Segundo o art. 46º, nº 3, deste diploma legal,“Uma vez proferida decisão definitiva sobre o direito às prestações da sua responsabilidade, a Caixa Geral de Aposentações tem direito de regresso contra terceiro responsável, incluindo seguradoras, por forma a dele obter o valor do respectivo capital, sendo o correspondente às pensões determinado por cálculo actuarial.”

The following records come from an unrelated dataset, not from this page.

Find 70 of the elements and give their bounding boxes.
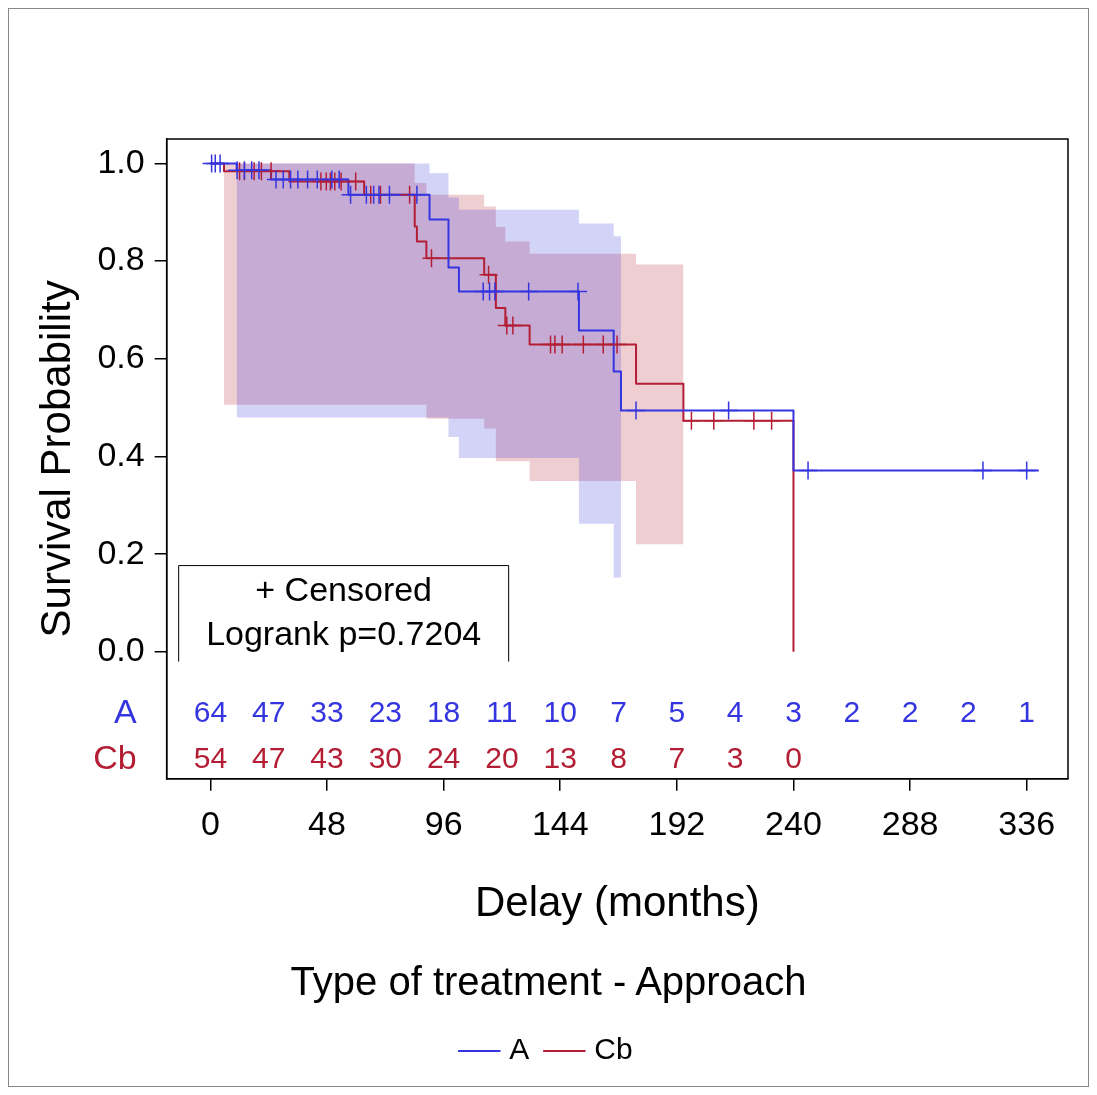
annotation: Logrank p=0.7204 (206, 613, 482, 652)
annotation: 33 (310, 695, 344, 729)
point (552, 334, 572, 355)
annotation: 7 (610, 695, 627, 729)
annotation: 8 (610, 741, 627, 775)
point (573, 334, 594, 355)
legend-label: A (509, 1032, 530, 1066)
y-tick-label: 1.0 (97, 141, 145, 180)
point (718, 400, 739, 421)
y-tick-label: 0.4 (97, 434, 145, 473)
annotation: 20 (485, 741, 519, 775)
annotation: 11 (486, 695, 518, 729)
point (681, 411, 702, 431)
point (421, 248, 442, 268)
point (1016, 460, 1037, 481)
annotation: 30 (368, 741, 402, 775)
text: A (113, 692, 137, 731)
point (407, 184, 427, 205)
point (503, 315, 523, 336)
point (744, 411, 764, 431)
x-tick-label: 0 (200, 803, 220, 842)
point (761, 411, 782, 431)
point (607, 334, 627, 355)
annotation: 23 (368, 695, 402, 729)
point (626, 400, 646, 421)
point (568, 281, 588, 302)
point (345, 171, 366, 192)
x-axis-title: Delay (months) (474, 878, 760, 926)
annotation: 4 (726, 695, 744, 729)
x-tick-label: 288 (881, 803, 939, 842)
x-tick-label: 48 (308, 803, 346, 842)
point (973, 460, 993, 481)
annotation: 5 (668, 695, 686, 729)
legend-label: Cb (594, 1032, 633, 1066)
annotation: 13 (543, 741, 577, 775)
annotation: 2 (901, 695, 919, 729)
x-tick-label: 144 (531, 803, 589, 842)
y-tick-label: 0.0 (97, 630, 145, 669)
y-tick-label: 0.6 (97, 337, 145, 376)
annotation: 10 (543, 695, 577, 729)
legend-title: Type of treatment - Approach (290, 959, 807, 1004)
annotation: 18 (426, 695, 461, 729)
annotation: 47 (252, 695, 286, 729)
x-tick-label: 192 (648, 803, 706, 842)
annotation: 2 (843, 695, 861, 729)
annotation: 43 (310, 741, 344, 775)
x-tick-label: 240 (765, 803, 822, 842)
point (478, 265, 499, 285)
annotation: + Censored (255, 569, 433, 608)
x-tick-label: 336 (998, 803, 1056, 842)
annotation: 64 (193, 695, 228, 729)
annotation: 1 (1018, 695, 1036, 729)
y-tick-label: 0.8 (97, 239, 145, 278)
annotation: 3 (726, 741, 744, 775)
annotation: 54 (193, 741, 228, 775)
point (379, 184, 400, 205)
y-axis-title: Survival Probability (31, 280, 79, 638)
annotation: 2 (960, 695, 977, 729)
annotation: 24 (426, 741, 461, 775)
annotation: 7 (668, 741, 686, 775)
annotation: 47 (252, 741, 286, 775)
y-tick-label: 0.2 (97, 532, 145, 571)
text: Cb (93, 738, 137, 777)
point (518, 281, 539, 302)
point (704, 411, 724, 431)
x-tick-label: 96 (424, 803, 463, 842)
annotation: 0 (785, 741, 802, 775)
annotation: 3 (785, 695, 802, 729)
point (798, 460, 818, 481)
point (485, 281, 505, 302)
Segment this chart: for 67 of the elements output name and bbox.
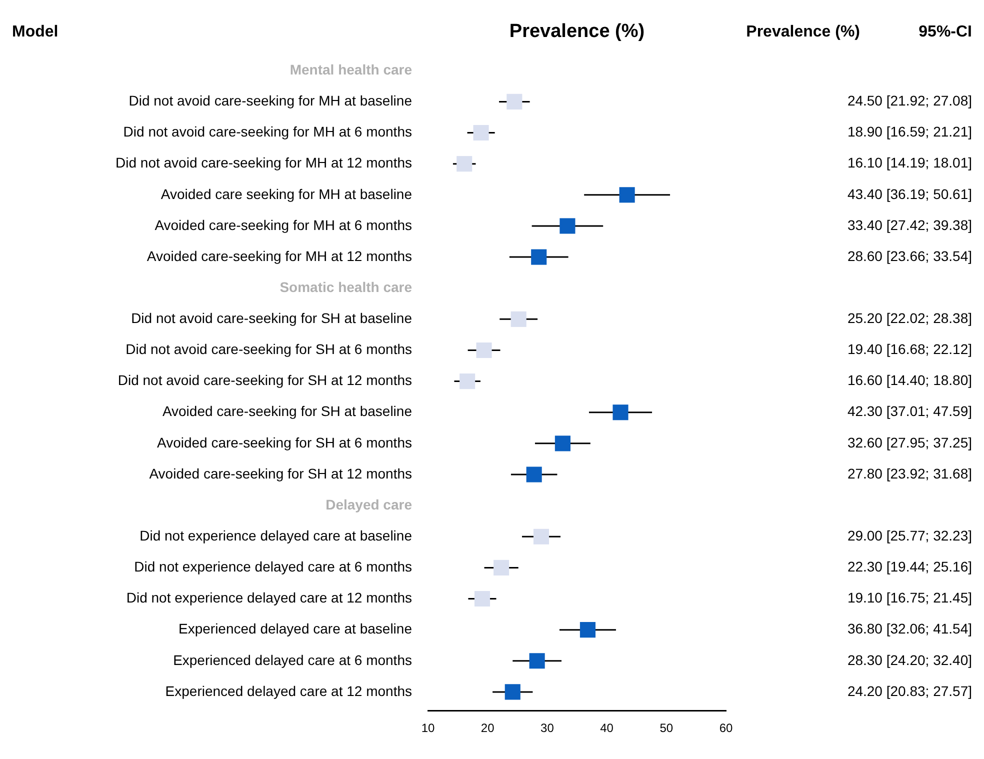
y-tick-label: Avoided care-seeking for SH at 6 months — [157, 434, 412, 450]
data-label: 25.20 [22.02; 28.38] — [847, 310, 972, 326]
point — [494, 560, 510, 576]
y-tick-label: Mental health care — [290, 62, 412, 78]
y-tick-label: Avoided care-seeking for MH at 12 months — [146, 248, 412, 264]
data-label: 29.00 [25.77; 32.23] — [847, 527, 972, 544]
y-tick-label: Delayed care — [326, 496, 412, 512]
point — [560, 218, 576, 234]
y-tick-label: Did not avoid care-seeking for MH at 12 months — [116, 154, 412, 171]
y-tick-label: Avoided care-seeking for SH at 12 months — [149, 465, 412, 482]
text: Model — [12, 23, 58, 40]
point — [531, 249, 547, 265]
point — [619, 187, 635, 203]
data-label: 18.90 [16.59; 21.21] — [847, 124, 972, 140]
point — [506, 94, 522, 110]
data-label: 36.80 [32.06; 41.54] — [847, 620, 972, 637]
y-tick-label: Avoided care-seeking for SH at baseline — [162, 403, 412, 420]
point — [456, 156, 472, 172]
y-tick-label: Did not experience delayed care at baseline — [140, 527, 412, 544]
y-tick-label: Did not experience delayed care at 12 months — [126, 590, 412, 606]
text: Prevalence (%) — [746, 23, 860, 40]
x-tick-label: 40 — [600, 721, 614, 736]
y-tick-label: Avoided care-seeking for MH at 6 months — [154, 216, 412, 233]
point — [460, 374, 476, 390]
point — [533, 528, 550, 544]
data-label: 32.60 [27.95; 37.25] — [847, 434, 972, 450]
point — [554, 436, 570, 452]
data-label: 24.20 [20.83; 27.57] — [847, 682, 972, 699]
point — [504, 684, 520, 700]
data-label: 19.40 [16.68; 22.12] — [847, 341, 972, 358]
x-tick-label: 60 — [719, 721, 733, 736]
y-tick-label: Did not avoid care-seeking for SH at 12 months — [118, 372, 412, 388]
x-tick-label: 10 — [421, 721, 435, 736]
data-label: 28.30 [24.20; 32.40] — [847, 652, 972, 668]
data-label: 16.60 [14.40; 18.80] — [847, 372, 972, 388]
x-tick-label: 50 — [660, 721, 674, 736]
x-axis-title: Prevalence (%) — [509, 21, 645, 42]
data-label: 22.30 [19.44; 25.16] — [847, 558, 972, 575]
y-tick-label: Experienced delayed care at baseline — [178, 620, 412, 637]
y-tick-label: Did not experience delayed care at 6 months — [134, 558, 412, 575]
text: 95%-CI — [918, 23, 972, 40]
data-label: 42.30 [37.01; 47.59] — [847, 403, 972, 420]
x-tick-label: 20 — [480, 721, 495, 736]
point — [529, 653, 545, 669]
data-label: 24.50 [21.92; 27.08] — [847, 92, 972, 109]
y-tick-label: Did not avoid care-seeking for MH at 6 months — [123, 124, 412, 140]
data-label: 19.10 [16.75; 21.45] — [847, 590, 972, 606]
y-tick-label: Experienced delayed care at 6 months — [173, 652, 412, 668]
point — [612, 404, 628, 420]
data-label: 16.10 [14.19; 18.01] — [847, 154, 972, 171]
point — [474, 590, 490, 607]
data-label: 28.60 [23.66; 33.54] — [847, 248, 972, 264]
data-label: 43.40 [36.19; 50.61] — [847, 186, 972, 202]
y-tick-label: Avoided care seeking for MH at baseline — [160, 186, 412, 202]
data-label: 33.40 [27.42; 39.38] — [847, 216, 972, 233]
point — [476, 342, 492, 358]
y-tick-label: Experienced delayed care at 12 months — [165, 682, 412, 699]
y-tick-label: Somatic health care — [280, 278, 412, 295]
x-tick-label: 30 — [540, 721, 554, 736]
y-tick-label: Did not avoid care-seeking for MH at baseline — [128, 92, 412, 109]
point — [510, 311, 526, 327]
point — [580, 622, 596, 638]
y-tick-label: Did not avoid care-seeking for SH at baseline — [131, 310, 412, 326]
y-tick-label: Did not avoid care-seeking for SH at 6 months — [126, 341, 412, 358]
point — [473, 124, 489, 141]
point — [526, 466, 542, 482]
data-label: 27.80 [23.92; 31.68] — [847, 465, 972, 482]
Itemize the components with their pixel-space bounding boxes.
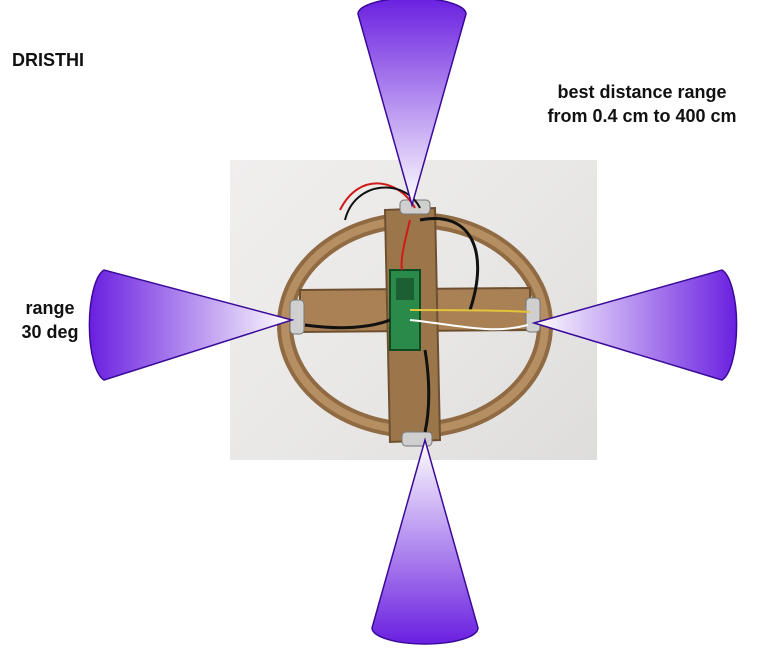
chip <box>396 278 414 300</box>
device-photo <box>230 160 597 460</box>
angle-range-line-2: 30 deg <box>21 322 79 342</box>
wire-red-2 <box>400 219 411 271</box>
sensor-beam-left-icon <box>88 269 295 381</box>
sensor-left <box>289 299 305 335</box>
distance-range-line-1: best distance range <box>557 82 727 102</box>
diagram-title: DRISTHI <box>12 50 84 70</box>
sensor-beam-up-icon <box>357 0 467 208</box>
wire-black-4 <box>423 349 431 433</box>
distance-range-line-2: from 0.4 cm to 400 cm <box>547 106 737 126</box>
wire-white <box>409 319 529 331</box>
distance-range-note: best distance range from 0.4 cm to 400 c… <box>512 80 770 128</box>
wire-red <box>339 182 416 211</box>
sensor-beam-down-icon <box>371 437 479 645</box>
wire-black-3 <box>304 318 391 330</box>
sensor-beam-right-icon <box>531 269 738 381</box>
device-illustration <box>277 182 553 447</box>
wire-yellow <box>409 309 531 313</box>
angle-range-line-1: range <box>25 298 75 318</box>
wire-black-2 <box>419 217 480 311</box>
angle-range-note: range 30 deg <box>6 296 94 344</box>
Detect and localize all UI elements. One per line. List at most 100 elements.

Poderá discutir-se a natureza deste direito (cfr. o acórdão deste Supremo Tribunal de 30/05/2013 (proc. nº 1056/10.3TJVNF.P1.S1,[2]) uma vez que a atribuição à CGA da faculdade de exigir a entrega do capital de forma antecipada em relação ao pagamento das pensões ao sinistrado, parece afastar-se tanto do direito de regresso verdadeiro e próprio como da sub-rogação legal, pois que ambas as hipóteses pressupõem que o lesado foi já ressarcido.

Independentemente da sua exacta qualificação, o direito da CGA dirige-se contra o terceiro responsável pelo acidente ou seguradora respectiva, e nasce “Uma vez proferida decisão definitiva sobre o direito às prestações da sua responsabilidade” (art. 46º, nº 3, do Decreto-Lei nº 503/99).

Acresce que qualquer eventual “acordo” que o responsável civil realize com o sinistrado, através do qual este considere ou declare “inteiramente indemnizados”os correspondentes “danos e prejuízos” e renuncie “a quaisquer direitos de acção judicial e indemnizações emergentes do mesmo acidente”, estará naturalmente condicionado pela imperatividade do regime jurídico dos acidentes de trabalho (em serviço), que não poderá desrespeitar/defraudar[3].

Termos em que improcedem todas as conclusões.

Síntese: Ocorrendo um acidente, simultaneamente de viação e de serviço, imputável a culpa de terceiro e em que é sinistrado um subscritor da C. G. A., esta entidade, depois de proferida decisão definitiva sobre o direito às prestações da sua responsabilidade, goza do direito de regresso contra aquele terceiro responsável, incluindo seguradoras, nos termos do n.º 3 do art.º 46º do DL n.º 503/99, de 20.11, com vista ao reembolso do capital de remição que pagou pela reparação da respectiva incapacidade permanente.

Pelo exposto, acordam em julgar improcedente a apelação e confirmam a decisão impugnada.
Custas pela R.



Lisboa, 19/10/2017



Teresa Prazeres Pais
Isoleta de Almeida Costa
Carla Mendes



[1]De forma profunda e de maneira brilhante.